The  bipartisan Supercommittee is nine days away from the Nov. 23 deadline to get a deal passed to cut $1.2 trillion to $1.5 trillion from the deficit over the next decade.

But its  members are operating under a much closer deadline – one that is less than a week away.

The Budget Control Act, enacted last August to put an end to the debt-ceiling crisis, prohibits  the Supercommittee from voting on a plan that has not been made available to the public and to the Congressional Budget Office for 48 hours before the vote.

Boil this down and do the math. This means that in order for the Supercommittee to reach a majority vote by midnight Nov. 23, members need to come up with a plan and make its language public  by midnight Nov. 21. In other words, by next Monday.

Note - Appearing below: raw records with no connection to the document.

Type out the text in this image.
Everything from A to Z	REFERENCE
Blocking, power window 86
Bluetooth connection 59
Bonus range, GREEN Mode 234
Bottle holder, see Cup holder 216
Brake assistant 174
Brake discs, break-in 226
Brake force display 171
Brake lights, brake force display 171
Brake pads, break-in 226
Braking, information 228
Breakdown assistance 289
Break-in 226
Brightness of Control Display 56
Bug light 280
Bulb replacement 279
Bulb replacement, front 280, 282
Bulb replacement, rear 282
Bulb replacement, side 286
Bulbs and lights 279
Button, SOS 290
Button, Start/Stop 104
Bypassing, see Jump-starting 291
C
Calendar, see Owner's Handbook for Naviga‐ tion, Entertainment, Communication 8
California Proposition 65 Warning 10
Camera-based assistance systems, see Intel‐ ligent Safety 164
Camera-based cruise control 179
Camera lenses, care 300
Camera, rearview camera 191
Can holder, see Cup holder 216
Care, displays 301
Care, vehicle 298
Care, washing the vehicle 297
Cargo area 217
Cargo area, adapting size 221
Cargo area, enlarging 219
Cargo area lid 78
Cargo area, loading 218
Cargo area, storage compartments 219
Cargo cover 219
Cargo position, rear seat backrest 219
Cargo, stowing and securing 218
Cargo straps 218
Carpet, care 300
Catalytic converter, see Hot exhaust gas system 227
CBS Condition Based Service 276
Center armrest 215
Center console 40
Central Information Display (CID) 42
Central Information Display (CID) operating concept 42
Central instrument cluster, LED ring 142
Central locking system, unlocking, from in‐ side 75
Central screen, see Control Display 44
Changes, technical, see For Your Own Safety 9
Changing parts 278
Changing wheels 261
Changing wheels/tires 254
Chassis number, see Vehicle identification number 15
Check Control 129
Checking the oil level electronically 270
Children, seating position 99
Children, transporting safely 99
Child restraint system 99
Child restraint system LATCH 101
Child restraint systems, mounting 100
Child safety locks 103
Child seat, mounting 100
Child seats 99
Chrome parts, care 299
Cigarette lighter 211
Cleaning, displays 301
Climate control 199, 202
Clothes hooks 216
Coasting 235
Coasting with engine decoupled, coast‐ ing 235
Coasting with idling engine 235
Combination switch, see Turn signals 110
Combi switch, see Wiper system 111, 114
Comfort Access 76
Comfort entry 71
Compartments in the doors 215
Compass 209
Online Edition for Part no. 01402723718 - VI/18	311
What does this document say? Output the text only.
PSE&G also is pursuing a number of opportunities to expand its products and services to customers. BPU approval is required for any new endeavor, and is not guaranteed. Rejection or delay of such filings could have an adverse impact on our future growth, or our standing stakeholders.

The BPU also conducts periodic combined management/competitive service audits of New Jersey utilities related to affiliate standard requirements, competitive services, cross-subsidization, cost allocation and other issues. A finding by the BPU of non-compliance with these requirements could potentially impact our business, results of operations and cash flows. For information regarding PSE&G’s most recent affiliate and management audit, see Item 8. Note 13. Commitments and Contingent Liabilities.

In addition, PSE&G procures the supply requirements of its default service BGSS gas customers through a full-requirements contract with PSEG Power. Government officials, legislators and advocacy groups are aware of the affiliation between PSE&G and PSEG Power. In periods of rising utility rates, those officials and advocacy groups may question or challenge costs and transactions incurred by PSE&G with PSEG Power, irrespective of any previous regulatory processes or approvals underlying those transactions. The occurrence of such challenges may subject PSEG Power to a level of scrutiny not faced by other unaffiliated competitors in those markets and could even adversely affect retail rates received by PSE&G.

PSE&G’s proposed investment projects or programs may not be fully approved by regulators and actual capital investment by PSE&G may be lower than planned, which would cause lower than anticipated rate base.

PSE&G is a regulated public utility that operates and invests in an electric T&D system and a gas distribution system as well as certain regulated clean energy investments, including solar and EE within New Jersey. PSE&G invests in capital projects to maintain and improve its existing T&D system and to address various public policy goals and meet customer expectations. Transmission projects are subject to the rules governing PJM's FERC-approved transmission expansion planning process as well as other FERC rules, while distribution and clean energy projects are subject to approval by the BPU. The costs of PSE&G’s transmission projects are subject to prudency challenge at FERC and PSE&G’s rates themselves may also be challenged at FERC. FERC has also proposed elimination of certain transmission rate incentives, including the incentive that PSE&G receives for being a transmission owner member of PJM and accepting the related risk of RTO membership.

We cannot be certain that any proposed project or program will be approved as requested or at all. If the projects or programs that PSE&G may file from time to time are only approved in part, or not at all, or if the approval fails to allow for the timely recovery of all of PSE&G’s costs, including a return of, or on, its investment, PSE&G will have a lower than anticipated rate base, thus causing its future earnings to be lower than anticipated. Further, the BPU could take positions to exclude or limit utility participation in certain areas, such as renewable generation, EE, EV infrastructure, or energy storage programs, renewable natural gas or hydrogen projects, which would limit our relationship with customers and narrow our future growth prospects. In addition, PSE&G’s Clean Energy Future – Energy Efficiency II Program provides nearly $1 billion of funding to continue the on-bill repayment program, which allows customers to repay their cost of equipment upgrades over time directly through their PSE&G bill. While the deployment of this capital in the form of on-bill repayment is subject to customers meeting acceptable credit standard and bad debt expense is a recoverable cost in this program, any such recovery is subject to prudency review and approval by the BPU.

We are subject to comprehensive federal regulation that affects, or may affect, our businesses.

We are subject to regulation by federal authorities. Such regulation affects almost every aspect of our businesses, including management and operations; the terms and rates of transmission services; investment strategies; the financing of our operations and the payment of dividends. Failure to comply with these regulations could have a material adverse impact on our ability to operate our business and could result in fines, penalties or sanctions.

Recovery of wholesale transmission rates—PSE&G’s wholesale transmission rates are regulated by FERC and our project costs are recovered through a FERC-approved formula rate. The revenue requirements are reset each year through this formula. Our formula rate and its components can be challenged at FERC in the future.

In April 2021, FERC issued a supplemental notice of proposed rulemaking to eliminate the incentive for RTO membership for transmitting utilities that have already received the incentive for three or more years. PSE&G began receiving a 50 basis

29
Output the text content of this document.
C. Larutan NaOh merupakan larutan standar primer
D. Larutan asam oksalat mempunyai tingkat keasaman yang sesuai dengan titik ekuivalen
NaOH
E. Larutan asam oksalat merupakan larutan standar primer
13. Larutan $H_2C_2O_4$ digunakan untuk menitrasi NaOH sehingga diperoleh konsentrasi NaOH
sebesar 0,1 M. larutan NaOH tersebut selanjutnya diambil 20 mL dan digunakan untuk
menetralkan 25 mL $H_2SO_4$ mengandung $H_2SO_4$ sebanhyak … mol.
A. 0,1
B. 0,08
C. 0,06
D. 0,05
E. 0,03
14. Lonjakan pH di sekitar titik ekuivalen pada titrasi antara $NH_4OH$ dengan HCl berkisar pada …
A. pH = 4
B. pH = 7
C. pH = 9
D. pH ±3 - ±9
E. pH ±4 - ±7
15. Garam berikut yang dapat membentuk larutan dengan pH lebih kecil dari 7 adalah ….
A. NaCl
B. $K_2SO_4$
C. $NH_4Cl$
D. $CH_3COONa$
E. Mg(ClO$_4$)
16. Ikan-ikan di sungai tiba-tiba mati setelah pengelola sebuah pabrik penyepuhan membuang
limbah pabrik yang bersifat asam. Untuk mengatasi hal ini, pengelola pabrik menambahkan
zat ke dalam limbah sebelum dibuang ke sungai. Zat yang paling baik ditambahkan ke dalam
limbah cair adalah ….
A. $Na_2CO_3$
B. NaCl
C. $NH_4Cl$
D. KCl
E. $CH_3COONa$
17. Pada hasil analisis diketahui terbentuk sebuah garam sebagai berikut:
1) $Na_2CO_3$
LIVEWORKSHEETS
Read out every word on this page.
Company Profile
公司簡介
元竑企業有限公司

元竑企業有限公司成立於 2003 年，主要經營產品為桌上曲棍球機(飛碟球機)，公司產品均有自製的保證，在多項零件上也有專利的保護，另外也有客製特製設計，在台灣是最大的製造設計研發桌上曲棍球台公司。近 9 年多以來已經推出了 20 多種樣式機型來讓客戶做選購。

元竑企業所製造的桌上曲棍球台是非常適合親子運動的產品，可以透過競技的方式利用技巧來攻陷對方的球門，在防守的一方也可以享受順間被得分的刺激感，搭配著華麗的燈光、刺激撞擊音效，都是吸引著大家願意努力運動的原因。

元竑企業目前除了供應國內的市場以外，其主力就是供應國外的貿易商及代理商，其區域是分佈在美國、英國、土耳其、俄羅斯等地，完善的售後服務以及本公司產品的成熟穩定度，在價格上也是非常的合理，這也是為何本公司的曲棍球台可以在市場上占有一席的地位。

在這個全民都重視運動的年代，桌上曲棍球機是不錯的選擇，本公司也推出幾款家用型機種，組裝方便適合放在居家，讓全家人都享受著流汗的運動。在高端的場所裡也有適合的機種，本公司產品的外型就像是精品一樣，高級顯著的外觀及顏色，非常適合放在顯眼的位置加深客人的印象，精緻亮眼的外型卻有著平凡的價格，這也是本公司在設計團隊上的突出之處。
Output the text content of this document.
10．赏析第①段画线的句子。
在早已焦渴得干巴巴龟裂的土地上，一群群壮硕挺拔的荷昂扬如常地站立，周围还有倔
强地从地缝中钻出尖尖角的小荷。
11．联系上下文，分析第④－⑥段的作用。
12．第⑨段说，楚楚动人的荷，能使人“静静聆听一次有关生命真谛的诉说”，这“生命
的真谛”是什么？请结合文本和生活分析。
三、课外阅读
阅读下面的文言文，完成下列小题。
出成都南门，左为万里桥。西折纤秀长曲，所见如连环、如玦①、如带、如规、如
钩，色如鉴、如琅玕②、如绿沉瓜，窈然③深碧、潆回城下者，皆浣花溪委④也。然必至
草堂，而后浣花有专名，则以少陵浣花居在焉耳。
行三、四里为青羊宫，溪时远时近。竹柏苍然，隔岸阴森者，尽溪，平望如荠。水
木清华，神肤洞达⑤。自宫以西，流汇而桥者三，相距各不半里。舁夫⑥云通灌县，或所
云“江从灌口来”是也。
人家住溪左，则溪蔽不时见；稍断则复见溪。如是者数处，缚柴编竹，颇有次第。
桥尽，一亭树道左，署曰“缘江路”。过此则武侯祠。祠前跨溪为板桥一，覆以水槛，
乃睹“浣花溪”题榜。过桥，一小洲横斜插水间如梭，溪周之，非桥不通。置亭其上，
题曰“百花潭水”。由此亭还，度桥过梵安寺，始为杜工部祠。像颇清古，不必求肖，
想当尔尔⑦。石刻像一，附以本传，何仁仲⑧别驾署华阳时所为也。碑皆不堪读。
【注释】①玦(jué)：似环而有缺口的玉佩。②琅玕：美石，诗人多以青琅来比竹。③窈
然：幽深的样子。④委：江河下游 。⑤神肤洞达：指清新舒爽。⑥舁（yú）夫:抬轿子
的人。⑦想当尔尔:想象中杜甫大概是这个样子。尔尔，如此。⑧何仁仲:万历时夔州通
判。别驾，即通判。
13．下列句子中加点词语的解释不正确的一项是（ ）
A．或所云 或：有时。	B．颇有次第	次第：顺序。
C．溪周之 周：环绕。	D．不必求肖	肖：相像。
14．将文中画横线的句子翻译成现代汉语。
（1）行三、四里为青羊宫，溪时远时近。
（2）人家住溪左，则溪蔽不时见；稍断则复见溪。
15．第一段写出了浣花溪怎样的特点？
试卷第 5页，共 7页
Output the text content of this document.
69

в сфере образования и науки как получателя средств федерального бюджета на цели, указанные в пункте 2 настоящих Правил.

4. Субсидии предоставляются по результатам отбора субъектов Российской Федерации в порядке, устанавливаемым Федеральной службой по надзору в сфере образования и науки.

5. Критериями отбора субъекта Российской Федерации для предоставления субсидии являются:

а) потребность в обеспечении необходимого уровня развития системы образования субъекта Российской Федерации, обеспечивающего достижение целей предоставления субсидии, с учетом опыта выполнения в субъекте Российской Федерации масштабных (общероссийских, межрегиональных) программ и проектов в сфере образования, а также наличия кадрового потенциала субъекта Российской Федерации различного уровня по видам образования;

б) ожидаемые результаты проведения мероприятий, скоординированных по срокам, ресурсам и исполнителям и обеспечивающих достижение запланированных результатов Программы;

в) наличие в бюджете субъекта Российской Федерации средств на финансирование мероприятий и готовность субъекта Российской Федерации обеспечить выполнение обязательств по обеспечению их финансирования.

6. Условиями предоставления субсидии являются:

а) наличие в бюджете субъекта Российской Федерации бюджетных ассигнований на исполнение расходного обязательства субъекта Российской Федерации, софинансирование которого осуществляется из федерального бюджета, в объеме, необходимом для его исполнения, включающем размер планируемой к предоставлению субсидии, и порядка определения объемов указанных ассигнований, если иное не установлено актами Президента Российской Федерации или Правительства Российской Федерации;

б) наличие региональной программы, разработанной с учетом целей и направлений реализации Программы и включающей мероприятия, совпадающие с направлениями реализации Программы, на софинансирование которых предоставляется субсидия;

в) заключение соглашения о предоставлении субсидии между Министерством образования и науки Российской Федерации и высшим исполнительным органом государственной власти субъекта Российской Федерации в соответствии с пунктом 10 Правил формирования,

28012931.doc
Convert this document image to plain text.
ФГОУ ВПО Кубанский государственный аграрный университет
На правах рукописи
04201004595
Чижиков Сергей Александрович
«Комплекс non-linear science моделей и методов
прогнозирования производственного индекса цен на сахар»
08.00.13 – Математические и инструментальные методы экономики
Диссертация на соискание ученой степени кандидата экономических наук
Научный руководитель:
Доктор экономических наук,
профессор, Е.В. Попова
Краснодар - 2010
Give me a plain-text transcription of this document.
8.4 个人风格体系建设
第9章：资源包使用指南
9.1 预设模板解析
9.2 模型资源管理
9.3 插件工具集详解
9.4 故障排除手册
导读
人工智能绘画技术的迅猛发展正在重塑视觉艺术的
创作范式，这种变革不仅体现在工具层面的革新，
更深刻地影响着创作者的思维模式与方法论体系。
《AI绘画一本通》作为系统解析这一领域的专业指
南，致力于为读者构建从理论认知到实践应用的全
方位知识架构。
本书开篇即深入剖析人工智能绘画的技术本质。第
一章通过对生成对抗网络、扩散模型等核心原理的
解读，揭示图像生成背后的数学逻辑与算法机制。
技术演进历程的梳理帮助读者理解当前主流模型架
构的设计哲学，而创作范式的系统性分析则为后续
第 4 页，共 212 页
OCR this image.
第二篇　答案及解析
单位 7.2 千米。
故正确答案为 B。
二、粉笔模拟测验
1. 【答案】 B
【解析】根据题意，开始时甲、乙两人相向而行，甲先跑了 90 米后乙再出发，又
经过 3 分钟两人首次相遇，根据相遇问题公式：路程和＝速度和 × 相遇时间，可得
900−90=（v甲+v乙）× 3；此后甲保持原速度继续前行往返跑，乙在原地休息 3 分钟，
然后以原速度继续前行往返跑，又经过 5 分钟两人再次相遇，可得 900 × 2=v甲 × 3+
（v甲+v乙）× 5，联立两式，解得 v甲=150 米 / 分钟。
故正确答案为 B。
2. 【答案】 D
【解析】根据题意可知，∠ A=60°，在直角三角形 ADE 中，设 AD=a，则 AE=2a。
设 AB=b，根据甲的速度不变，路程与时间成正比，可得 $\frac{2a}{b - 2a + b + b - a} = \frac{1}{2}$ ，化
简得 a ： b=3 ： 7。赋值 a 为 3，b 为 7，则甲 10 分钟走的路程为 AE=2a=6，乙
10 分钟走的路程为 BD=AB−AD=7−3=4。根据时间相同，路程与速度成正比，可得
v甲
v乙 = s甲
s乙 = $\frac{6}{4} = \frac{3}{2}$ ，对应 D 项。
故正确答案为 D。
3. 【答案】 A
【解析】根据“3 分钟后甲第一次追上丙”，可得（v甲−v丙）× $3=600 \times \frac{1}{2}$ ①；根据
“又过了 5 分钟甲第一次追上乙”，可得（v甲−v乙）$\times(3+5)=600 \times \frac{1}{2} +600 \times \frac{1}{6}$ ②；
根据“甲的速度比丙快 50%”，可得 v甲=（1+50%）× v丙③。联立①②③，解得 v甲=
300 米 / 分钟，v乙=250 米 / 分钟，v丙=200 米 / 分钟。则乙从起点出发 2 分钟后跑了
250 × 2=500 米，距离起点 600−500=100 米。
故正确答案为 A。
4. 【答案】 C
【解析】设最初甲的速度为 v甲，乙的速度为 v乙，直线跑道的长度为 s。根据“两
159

Further complicating the tight deadline is the need for the nonpartisan Congressional Budget Office to score the proposal before the 12-member Supercommittee puts it to a vote.

Usually, it takes the CBO about a week to score a measure of this size. But  aides on both the Democratic and Republican sides involved in the Supercommittee negotiations say that the CBO is ready to turn a score faster than on its usual timetable — as it did for the health care law.

Last month, while speaking at the Council on Foreign Relation in New York, Congressional Budget Office Director Douglas Elmendorf said that the groundwork was already being set to  advance a score quicker in the event that the Supercommittee pushes the deadline to the last possible moment.

“What we are doing right now very, very intensively is giving Supercommittee members and staff estimates of the budgetary effects of different proposals that they are considering,” Elmendorf said in October.

Aides say that close consultation with the CBO has continued throughout the process so that when a final deal is written the CBO will not be starting from scratch in order to get the plan scored and voted on before the Nov. 23 deadline.